Réseaux sociaux, messageries, jeu vidéo… Comment les terroristes communiquent

Nouveau monde par Jérôme Colombain lundi 16 novembre 2015
écoute bientôt disponible
PS4
Les terroristes communiqueraient également grâce aux jeux vidéo. © Maxppp

Les jihadistes utilisent abondamment les outils numériques de communication. Problème : ceux-ci sont de plus en plus difficiles à surveiller.

Les terroristes islamistes utilisent depuis toujours les outils numériques de communication qui présentent l'avantage d'être simples pour des personnes n'ayant pas de compétences particulières tout en étant terriblement puissants :
 
-       Les réseaux sociaux pour la propagande publique (Youtube, Facebook, Twitter, etc.)
-       Les applis de messagerie et de voix sur IP pour la communication interpersonnelle (WhatsApp, Snapchat, Skype, iMessage, Viber, Telegram, etc.)

Même le jeu vidéo  

Les terroristes utiliseraient même le jeu vidéo. C'est une information livrée avant les attentats de Paris par le ministre de l'Intérieur belge. Selon lui, la Playstation 4 serait exploitée pour communiquer vocalement via l'appli de voix sur IP intégrée au réseau PSN (PlayStation Network). D'après Jan Jambon, ces communications seraient "plus difficiles à écouter que WhatsApp". 
 
Les terroristes pourraient aussi faire passer de courts messages à des complices via les jeux eux-mêmes, par exemple : en "écrivant" sur un mur à l'aide de rafales d'armes au sein d'un jeu de tir (FPS). Ces messages sont quasiment indétectables et disparaîssent rapidement.
 
En ce qui concerne l'enquête sur les attentats de Paris, Une Playstation 4 a été saisie lors des perquisitions en Belgique. Cependant, rien de prouve, à cette heure, que celle-ci ait pu effectivement être utilisée par les auteurs de la manière décrite ci-dessus.

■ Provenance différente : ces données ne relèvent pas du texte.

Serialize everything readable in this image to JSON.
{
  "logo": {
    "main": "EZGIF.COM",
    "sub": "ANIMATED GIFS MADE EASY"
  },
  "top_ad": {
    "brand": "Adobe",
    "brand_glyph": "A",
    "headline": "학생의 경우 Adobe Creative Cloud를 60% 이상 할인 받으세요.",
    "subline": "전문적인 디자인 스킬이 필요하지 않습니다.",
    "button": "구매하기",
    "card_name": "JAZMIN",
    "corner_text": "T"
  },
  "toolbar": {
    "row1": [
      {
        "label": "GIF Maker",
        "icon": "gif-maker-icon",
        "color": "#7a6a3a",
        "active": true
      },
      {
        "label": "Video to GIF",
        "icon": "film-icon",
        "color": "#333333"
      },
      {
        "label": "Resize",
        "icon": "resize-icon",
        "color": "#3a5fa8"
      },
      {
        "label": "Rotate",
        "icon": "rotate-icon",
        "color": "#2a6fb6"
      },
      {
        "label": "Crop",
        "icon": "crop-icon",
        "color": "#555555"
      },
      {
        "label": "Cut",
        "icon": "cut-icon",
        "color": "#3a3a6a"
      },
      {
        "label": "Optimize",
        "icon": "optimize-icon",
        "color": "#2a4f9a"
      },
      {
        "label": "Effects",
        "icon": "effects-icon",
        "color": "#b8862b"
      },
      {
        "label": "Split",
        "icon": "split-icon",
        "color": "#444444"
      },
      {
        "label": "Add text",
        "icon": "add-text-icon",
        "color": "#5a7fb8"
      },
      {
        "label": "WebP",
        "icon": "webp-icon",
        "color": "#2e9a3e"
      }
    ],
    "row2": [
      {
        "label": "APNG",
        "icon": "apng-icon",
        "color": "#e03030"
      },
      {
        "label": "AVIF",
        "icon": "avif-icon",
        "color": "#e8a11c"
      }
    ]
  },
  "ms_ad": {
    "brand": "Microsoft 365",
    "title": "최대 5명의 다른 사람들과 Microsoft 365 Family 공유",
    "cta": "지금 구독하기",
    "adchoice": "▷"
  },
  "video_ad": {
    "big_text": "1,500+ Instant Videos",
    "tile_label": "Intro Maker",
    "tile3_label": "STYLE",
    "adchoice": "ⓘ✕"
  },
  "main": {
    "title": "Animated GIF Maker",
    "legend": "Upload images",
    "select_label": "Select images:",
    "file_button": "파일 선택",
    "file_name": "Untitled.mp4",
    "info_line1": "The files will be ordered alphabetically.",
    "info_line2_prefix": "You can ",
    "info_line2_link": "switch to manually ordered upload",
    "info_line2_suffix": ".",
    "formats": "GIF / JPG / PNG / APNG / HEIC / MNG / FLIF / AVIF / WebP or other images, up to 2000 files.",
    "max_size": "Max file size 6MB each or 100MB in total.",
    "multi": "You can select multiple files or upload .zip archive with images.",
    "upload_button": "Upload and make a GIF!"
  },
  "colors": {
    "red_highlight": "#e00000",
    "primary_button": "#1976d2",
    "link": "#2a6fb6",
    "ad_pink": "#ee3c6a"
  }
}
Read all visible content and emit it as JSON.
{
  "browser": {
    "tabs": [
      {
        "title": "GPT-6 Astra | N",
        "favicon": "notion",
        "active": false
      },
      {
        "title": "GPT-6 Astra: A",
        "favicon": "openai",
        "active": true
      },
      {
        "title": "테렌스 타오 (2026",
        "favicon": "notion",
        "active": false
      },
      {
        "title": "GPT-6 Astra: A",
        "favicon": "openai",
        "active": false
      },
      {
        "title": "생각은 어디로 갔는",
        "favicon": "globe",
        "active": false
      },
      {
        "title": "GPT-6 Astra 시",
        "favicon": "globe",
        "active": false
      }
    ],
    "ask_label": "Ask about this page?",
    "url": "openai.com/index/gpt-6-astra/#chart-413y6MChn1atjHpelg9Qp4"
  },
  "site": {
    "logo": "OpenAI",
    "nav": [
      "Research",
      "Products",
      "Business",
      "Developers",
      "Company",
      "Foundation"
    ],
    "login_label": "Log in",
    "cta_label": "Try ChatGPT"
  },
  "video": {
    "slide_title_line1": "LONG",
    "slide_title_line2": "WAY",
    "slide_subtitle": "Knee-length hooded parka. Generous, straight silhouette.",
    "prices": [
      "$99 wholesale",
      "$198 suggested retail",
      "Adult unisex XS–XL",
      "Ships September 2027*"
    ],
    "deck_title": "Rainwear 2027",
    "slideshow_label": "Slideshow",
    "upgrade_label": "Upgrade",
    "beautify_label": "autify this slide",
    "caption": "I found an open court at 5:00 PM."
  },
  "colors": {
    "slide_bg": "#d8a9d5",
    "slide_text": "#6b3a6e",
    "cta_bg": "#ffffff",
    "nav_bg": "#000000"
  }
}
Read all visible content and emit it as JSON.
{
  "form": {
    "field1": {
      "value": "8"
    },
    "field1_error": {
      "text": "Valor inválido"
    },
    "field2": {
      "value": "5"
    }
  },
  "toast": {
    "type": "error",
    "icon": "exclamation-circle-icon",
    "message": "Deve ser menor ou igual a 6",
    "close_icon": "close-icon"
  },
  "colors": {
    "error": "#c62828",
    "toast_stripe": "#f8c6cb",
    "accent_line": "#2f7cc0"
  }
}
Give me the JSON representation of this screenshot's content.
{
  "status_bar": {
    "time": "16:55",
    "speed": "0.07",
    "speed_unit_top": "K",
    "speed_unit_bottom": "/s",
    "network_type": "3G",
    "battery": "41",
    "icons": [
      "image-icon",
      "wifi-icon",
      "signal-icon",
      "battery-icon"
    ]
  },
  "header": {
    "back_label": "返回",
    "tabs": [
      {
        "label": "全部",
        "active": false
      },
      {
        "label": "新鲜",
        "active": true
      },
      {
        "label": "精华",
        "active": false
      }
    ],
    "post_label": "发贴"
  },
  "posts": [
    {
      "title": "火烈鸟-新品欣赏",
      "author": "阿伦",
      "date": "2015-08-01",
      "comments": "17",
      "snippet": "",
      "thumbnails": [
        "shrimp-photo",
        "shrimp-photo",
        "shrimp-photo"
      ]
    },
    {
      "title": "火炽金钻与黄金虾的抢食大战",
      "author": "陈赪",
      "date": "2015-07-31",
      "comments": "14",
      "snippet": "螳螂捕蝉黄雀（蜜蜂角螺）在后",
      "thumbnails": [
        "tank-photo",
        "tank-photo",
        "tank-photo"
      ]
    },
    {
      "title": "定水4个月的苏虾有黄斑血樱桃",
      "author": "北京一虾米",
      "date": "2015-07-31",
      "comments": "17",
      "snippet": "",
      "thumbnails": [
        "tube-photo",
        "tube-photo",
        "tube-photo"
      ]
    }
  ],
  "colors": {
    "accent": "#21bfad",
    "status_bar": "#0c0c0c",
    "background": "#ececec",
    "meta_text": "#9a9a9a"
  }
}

Chiffrement et porte dérobée

D'une manière générale, l'utilisation des outils numériques de communication pose des difficultés techniques et juridiques aux autorités chargées de la surveillance.
 
Depuis l'affaire Snowden et les excès de surveillance de la NSA, les entreprises du secteur (Apple, WhatsApp, etc.) ont renforcé la sécurité de leurs outils pour rassurer leurs clients quant à la confidentialité des données personnelles.
 
Par exemple, la nouvelle version du logiciel iOS9 pour iPhone et iPad comporte désormais un code de déverrouillage à 6 chiffres au lieu de 4 plus difficile à craquer, y compris la firme Apple elle-même. De son côté, WhatsApp chiffre les échanges de bout en bout ce qui garantit une totale confidentialité. C'est comme un coffre fort dont on aurait jeté la clé au fond d'un puits…
 
Dans le cadre de la lutte anti-terroriste, les Etats réclament la possibilité de pouvoir accéder aux communications numériques en bénéficiant des clés de (dé)chiffrement ou via des portes dérobées (backdoors) prévues à l'avance. Mais ces demandes sont en contradiction avec l'exigence de  confidentialité des plus farouches partisans de la protection de la vie privée.